Lesbos is the eighth largest in the Mediterranean Sea, just off the coast of Turkey with hot springs, pine forests, a large and diverse avifauna, and its world-renowned “petrified forest”, formed due to volcanic activity about 20 million years ago. Mytilene, the capital of the island is overlooked by a large fortress -one of the largest in the Mediterranean- dating to the Byzantine era and believed to have been erected on top of an ancient acropolis. The large number of exhibits showcased at the Archaeological Museum of Mytilene is a testament to the island’s millennia-old history.

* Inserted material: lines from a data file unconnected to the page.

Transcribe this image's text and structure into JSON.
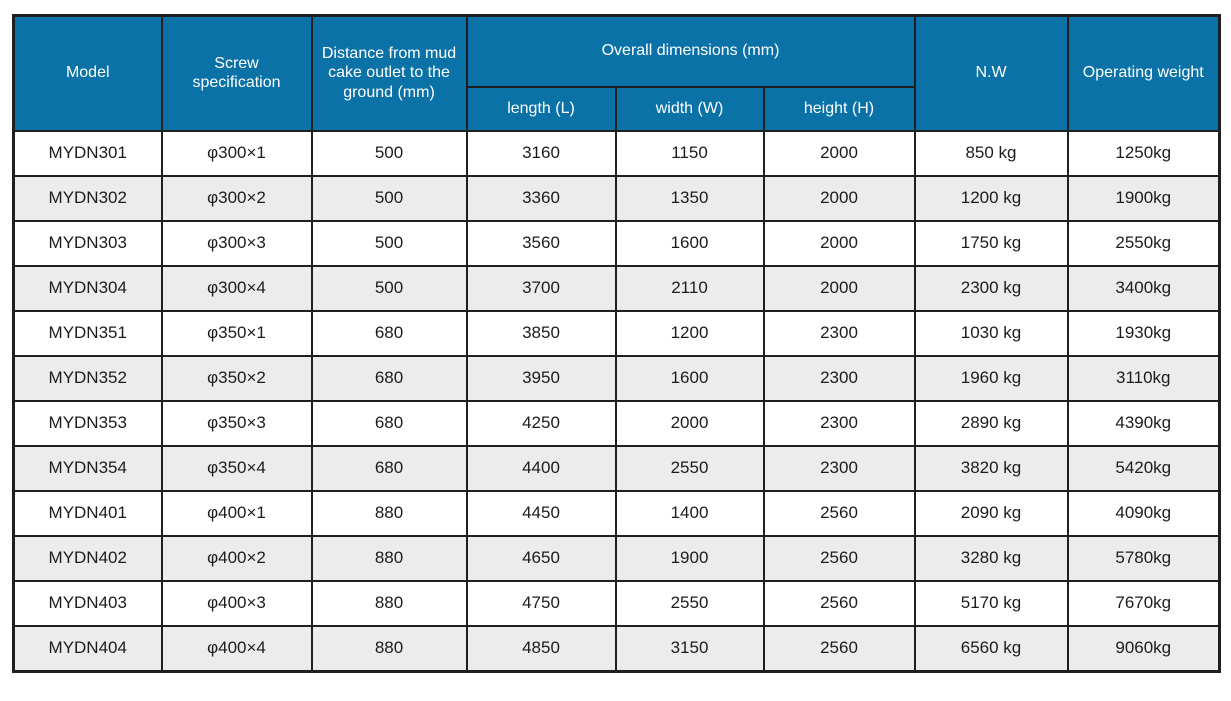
{
  "colors": {
    "header_bg": "#0B72A8",
    "header_text": "#FFFFFF",
    "row_alt_bg": "#ECECEC",
    "border": "#1F1F1F",
    "body_text": "#1C1C1C"
  },
  "chart_data": {
    "type": "table",
    "header": {
      "model": "Model",
      "screw": "Screw specification",
      "distance": "Distance from mud cake outlet to the ground (mm)",
      "overall_dimensions": "Overall dimensions (mm)",
      "length": "length (L)",
      "width": "width (W)",
      "height": "height (H)",
      "nw": "N.W",
      "operating_weight": "Operating weight"
    },
    "column_keys": [
      "model",
      "screw",
      "distance",
      "length",
      "width",
      "height",
      "nw",
      "operating_weight"
    ],
    "rows": [
      {
        "model": "MYDN301",
        "screw": "φ300×1",
        "distance": "500",
        "length": "3160",
        "width": "1150",
        "height": "2000",
        "nw": "850 kg",
        "operating_weight": "1250kg"
      },
      {
        "model": "MYDN302",
        "screw": "φ300×2",
        "distance": "500",
        "length": "3360",
        "width": "1350",
        "height": "2000",
        "nw": "1200 kg",
        "operating_weight": "1900kg"
      },
      {
        "model": "MYDN303",
        "screw": "φ300×3",
        "distance": "500",
        "length": "3560",
        "width": "1600",
        "height": "2000",
        "nw": "1750 kg",
        "operating_weight": "2550kg"
      },
      {
        "model": "MYDN304",
        "screw": "φ300×4",
        "distance": "500",
        "length": "3700",
        "width": "2110",
        "height": "2000",
        "nw": "2300 kg",
        "operating_weight": "3400kg"
      },
      {
        "model": "MYDN351",
        "screw": "φ350×1",
        "distance": "680",
        "length": "3850",
        "width": "1200",
        "height": "2300",
        "nw": "1030 kg",
        "operating_weight": "1930kg"
      },
      {
        "model": "MYDN352",
        "screw": "φ350×2",
        "distance": "680",
        "length": "3950",
        "width": "1600",
        "height": "2300",
        "nw": "1960 kg",
        "operating_weight": "3110kg"
      },
      {
        "model": "MYDN353",
        "screw": "φ350×3",
        "distance": "680",
        "length": "4250",
        "width": "2000",
        "height": "2300",
        "nw": "2890 kg",
        "operating_weight": "4390kg"
      },
      {
        "model": "MYDN354",
        "screw": "φ350×4",
        "distance": "680",
        "length": "4400",
        "width": "2550",
        "height": "2300",
        "nw": "3820 kg",
        "operating_weight": "5420kg"
      },
      {
        "model": "MYDN401",
        "screw": "φ400×1",
        "distance": "880",
        "length": "4450",
        "width": "1400",
        "height": "2560",
        "nw": "2090 kg",
        "operating_weight": "4090kg"
      },
      {
        "model": "MYDN402",
        "screw": "φ400×2",
        "distance": "880",
        "length": "4650",
        "width": "1900",
        "height": "2560",
        "nw": "3280 kg",
        "operating_weight": "5780kg"
      },
      {
        "model": "MYDN403",
        "screw": "φ400×3",
        "distance": "880",
        "length": "4750",
        "width": "2550",
        "height": "2560",
        "nw": "5170 kg",
        "operating_weight": "7670kg"
      },
      {
        "model": "MYDN404",
        "screw": "φ400×4",
        "distance": "880",
        "length": "4850",
        "width": "3150",
        "height": "2560",
        "nw": "6560 kg",
        "operating_weight": "9060kg"
      }
    ]
  }
}
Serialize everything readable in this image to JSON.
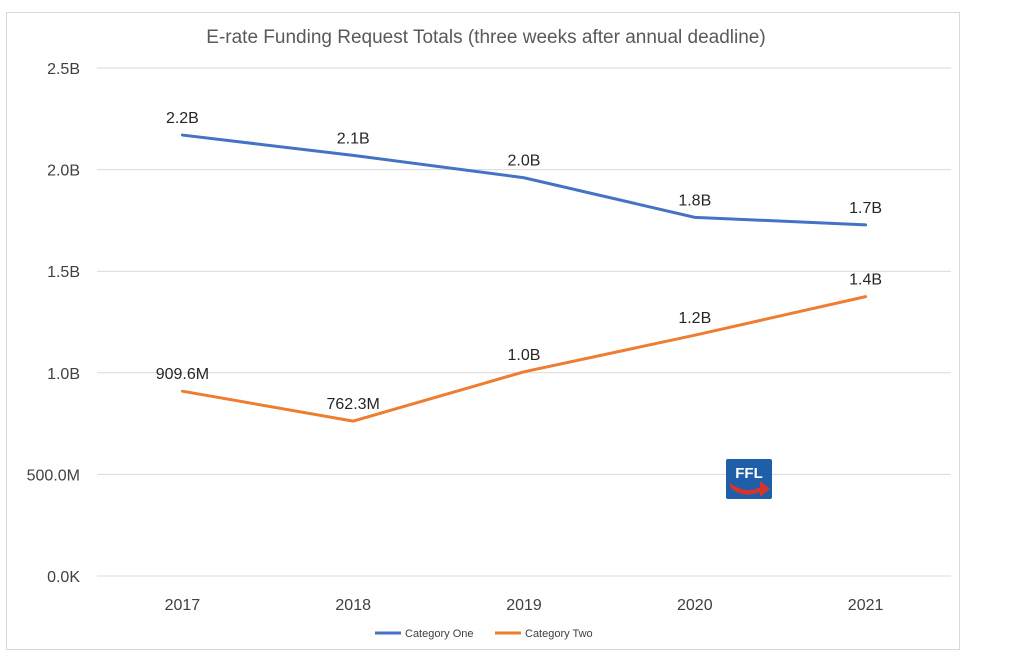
{
  "chart_data": {
    "type": "line",
    "title": "E-rate Funding Request Totals (three weeks after annual deadline)",
    "categories": [
      "2017",
      "2018",
      "2019",
      "2020",
      "2021"
    ],
    "ylim": [
      0,
      2500000000
    ],
    "yticks": [
      {
        "value": 0,
        "label": "0.0K"
      },
      {
        "value": 500000000,
        "label": "500.0M"
      },
      {
        "value": 1000000000,
        "label": "1.0B"
      },
      {
        "value": 1500000000,
        "label": "1.5B"
      },
      {
        "value": 2000000000,
        "label": "2.0B"
      },
      {
        "value": 2500000000,
        "label": "2.5B"
      }
    ],
    "grid": true,
    "legend": "bottom",
    "series": [
      {
        "name": "Category One",
        "color": "#4472c4",
        "values": [
          2170000000,
          2070000000,
          1960000000,
          1765000000,
          1728000000
        ],
        "labels": [
          "2.2B",
          "2.1B",
          "2.0B",
          "1.8B",
          "1.7B"
        ]
      },
      {
        "name": "Category Two",
        "color": "#ed7d31",
        "values": [
          909600000,
          762300000,
          1005000000,
          1185000000,
          1375000000
        ],
        "labels": [
          "909.6M",
          "762.3M",
          "1.0B",
          "1.2B",
          "1.4B"
        ]
      }
    ]
  },
  "logo": {
    "text": "FFL",
    "colors": {
      "background": "#1f5fa8",
      "arrow": "#d9342b"
    }
  }
}
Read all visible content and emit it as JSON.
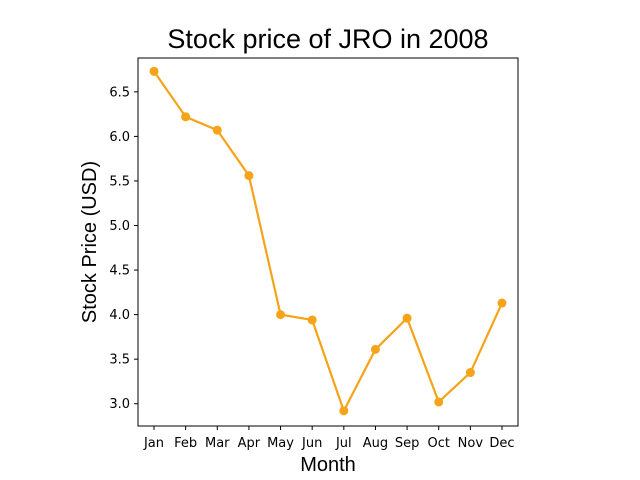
{
  "chart_data": {
    "type": "line",
    "title": "Stock price of JRO in 2008",
    "xlabel": "Month",
    "ylabel": "Stock Price (USD)",
    "categories": [
      "Jan",
      "Feb",
      "Mar",
      "Apr",
      "May",
      "Jun",
      "Jul",
      "Aug",
      "Sep",
      "Oct",
      "Nov",
      "Dec"
    ],
    "series": [
      {
        "values": [
          6.73,
          6.22,
          6.07,
          5.56,
          4.0,
          3.94,
          2.92,
          3.61,
          3.96,
          3.02,
          3.35,
          4.13
        ],
        "color": "#f5a319"
      }
    ],
    "ylim": [
      2.75,
      6.88
    ],
    "yticks": [
      3.0,
      3.5,
      4.0,
      4.5,
      5.0,
      5.5,
      6.0,
      6.5
    ],
    "ytick_labels": [
      "3.0",
      "3.5",
      "4.0",
      "4.5",
      "5.0",
      "5.5",
      "6.0",
      "6.5"
    ],
    "grid": false,
    "legend": "none"
  }
}
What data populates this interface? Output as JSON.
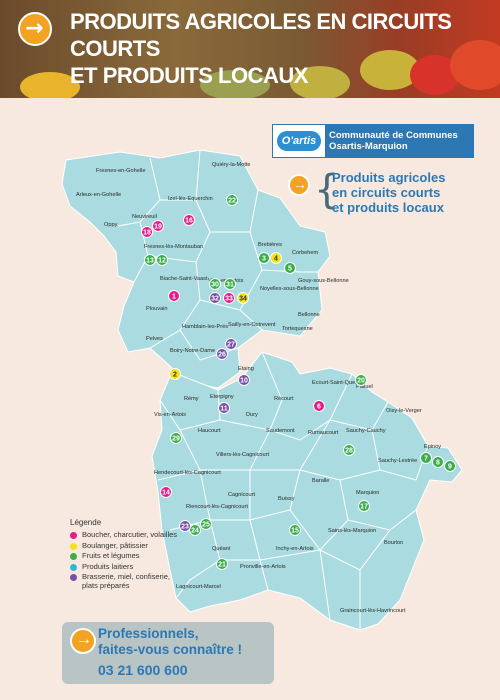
{
  "banner": {
    "title_line1": "Produits agricoles en circuits courts",
    "title_line2": "et produits locaux"
  },
  "logo": {
    "mark": "O'artis",
    "line1": "Communauté de Communes",
    "line2": "Osartis-Marquion"
  },
  "side_title": {
    "line1": "Produits agricoles",
    "line2": "en circuits courts",
    "line3": "et produits locaux"
  },
  "legend": {
    "heading": "Légende",
    "items": [
      {
        "label": "Boucher, charcutier, volailles",
        "color": "#e21d8a"
      },
      {
        "label": "Boulanger, pâtissier",
        "color": "#f2e21a"
      },
      {
        "label": "Fruits et légumes",
        "color": "#3aae4a"
      },
      {
        "label": "Produits laitiers",
        "color": "#2fb8d4"
      },
      {
        "label": "Brasserie, miel, confiserie, plats préparés",
        "color": "#7a4fa8"
      }
    ]
  },
  "bottom": {
    "line1": "Professionnels,",
    "line2": "faites-vous connaître !",
    "phone": "03 21 600 600"
  },
  "towns": [
    {
      "name": "Fresnes-en-Gohelle"
    },
    {
      "name": "Quiéry-la-Motte"
    },
    {
      "name": "Arleux-en-Gohelle"
    },
    {
      "name": "Izel-lès-Equerchin"
    },
    {
      "name": "Oppy"
    },
    {
      "name": "Neuvireuil"
    },
    {
      "name": "Fresnes-lès-Montauban"
    },
    {
      "name": "Brebières"
    },
    {
      "name": "Corbehem"
    },
    {
      "name": "Gouy-sous-Bellonne"
    },
    {
      "name": "Bellonne"
    },
    {
      "name": "Biache-Saint-Vaast"
    },
    {
      "name": "Vitry-en-Artois"
    },
    {
      "name": "Noyelles-sous-Bellonne"
    },
    {
      "name": "Plouvain"
    },
    {
      "name": "Tortequesne"
    },
    {
      "name": "Hamblain-les-Prés"
    },
    {
      "name": "Sailly-en-Ostrevent"
    },
    {
      "name": "Pelves"
    },
    {
      "name": "Boiry-Notre-Dame"
    },
    {
      "name": "Etaing"
    },
    {
      "name": "Ecourt-Saint-Quentin"
    },
    {
      "name": "Palluel"
    },
    {
      "name": "Rémy"
    },
    {
      "name": "Eterpigny"
    },
    {
      "name": "Récourt"
    },
    {
      "name": "Oisy-le-Verger"
    },
    {
      "name": "Dury"
    },
    {
      "name": "Vis-en-Artois"
    },
    {
      "name": "Haucourt"
    },
    {
      "name": "Saudemont"
    },
    {
      "name": "Rumaucourt"
    },
    {
      "name": "Sauchy-Cauchy"
    },
    {
      "name": "Villers-lès-Cagnicourt"
    },
    {
      "name": "Sauchy-Lestrée"
    },
    {
      "name": "Epinoy"
    },
    {
      "name": "Hendecourt-lès-Cagnicourt"
    },
    {
      "name": "Baralle"
    },
    {
      "name": "Buissy"
    },
    {
      "name": "Cagnicourt"
    },
    {
      "name": "Marquion"
    },
    {
      "name": "Riencourt-lès-Cagnicourt"
    },
    {
      "name": "Sains-lès-Marquion"
    },
    {
      "name": "Inchy-en-Artois"
    },
    {
      "name": "Bourlon"
    },
    {
      "name": "Quéant"
    },
    {
      "name": "Pronville-en-Artois"
    },
    {
      "name": "Lagnicourt-Marcel"
    },
    {
      "name": "Graincourt-lès-Havrincourt"
    }
  ],
  "markers": [
    {
      "num": "18",
      "color": "#e21d8a"
    },
    {
      "num": "19",
      "color": "#e21d8a"
    },
    {
      "num": "16",
      "color": "#e21d8a"
    },
    {
      "num": "22",
      "color": "#3aae4a"
    },
    {
      "num": "13",
      "color": "#3aae4a"
    },
    {
      "num": "12",
      "color": "#3aae4a"
    },
    {
      "num": "3",
      "color": "#3aae4a"
    },
    {
      "num": "4",
      "color": "#f2e21a"
    },
    {
      "num": "5",
      "color": "#3aae4a"
    },
    {
      "num": "1",
      "color": "#e21d8a"
    },
    {
      "num": "30",
      "color": "#3aae4a"
    },
    {
      "num": "31",
      "color": "#3aae4a"
    },
    {
      "num": "32",
      "color": "#7a4fa8"
    },
    {
      "num": "33",
      "color": "#e21d8a"
    },
    {
      "num": "34",
      "color": "#f2e21a"
    },
    {
      "num": "27",
      "color": "#7a4fa8"
    },
    {
      "num": "2",
      "color": "#f2e21a"
    },
    {
      "num": "26",
      "color": "#7a4fa8"
    },
    {
      "num": "10",
      "color": "#7a4fa8"
    },
    {
      "num": "20",
      "color": "#3aae4a"
    },
    {
      "num": "6",
      "color": "#e21d8a"
    },
    {
      "num": "11",
      "color": "#7a4fa8"
    },
    {
      "num": "29",
      "color": "#3aae4a"
    },
    {
      "num": "28",
      "color": "#3aae4a"
    },
    {
      "num": "7",
      "color": "#3aae4a"
    },
    {
      "num": "8",
      "color": "#3aae4a"
    },
    {
      "num": "9",
      "color": "#3aae4a"
    },
    {
      "num": "14",
      "color": "#e21d8a"
    },
    {
      "num": "17",
      "color": "#3aae4a"
    },
    {
      "num": "25",
      "color": "#3aae4a"
    },
    {
      "num": "24",
      "color": "#3aae4a"
    },
    {
      "num": "23",
      "color": "#7a4fa8"
    },
    {
      "num": "15",
      "color": "#3aae4a"
    },
    {
      "num": "21",
      "color": "#3aae4a"
    }
  ]
}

It is also widely known for its many olive groves, producing olive oil of excellent quality, the diverse cheeses with a Protected Designation of Origin (PDO) such as ladotiri, Mytilene feta, and Eresso kaseri, pickled sardines, and anchovies (caught in the Gulf of Kalloni), fruits and nuts, which thanks to the island’s lively women’s cooperatives are transformed into handmade spoon sweet, marmalades and liqueurs, honey from thyme, pine and aromatic blossoms, wine from local grape varieties, and fresh fish and shellfish together with the most renowned product of Lesbos, ouzo.
Local and special:
The specialties which you must by all means try are souyiana (onions stuffed with meat and rice), lamb stuffed with pieces of liver, raisins and pine nuts, the chachles (boat-shaped trahana in olive oil, tomato, and feta), giouzlemedes (tiropita with a savoury or sweet filling), sfougato, tomatoes and eggplant stuffed with octopus, roasted sardines filled with pickles and capers or wrapped in grape leaves, and lahanodolmades stuffed with cod, carrot, and celery.
Sweet and beloved:
In Lesbos, dozens of women’s cooperatives and cottage enterprises make traditional sweets. Baklava with almonds and anthonero, gemata (a local kind of amygdalota), plantzeta (syrupy filo made plain or stuffed with walnuts or almonds and sprinkled with cinnamon), kolokythopita, and an endless variety of spoon sweets.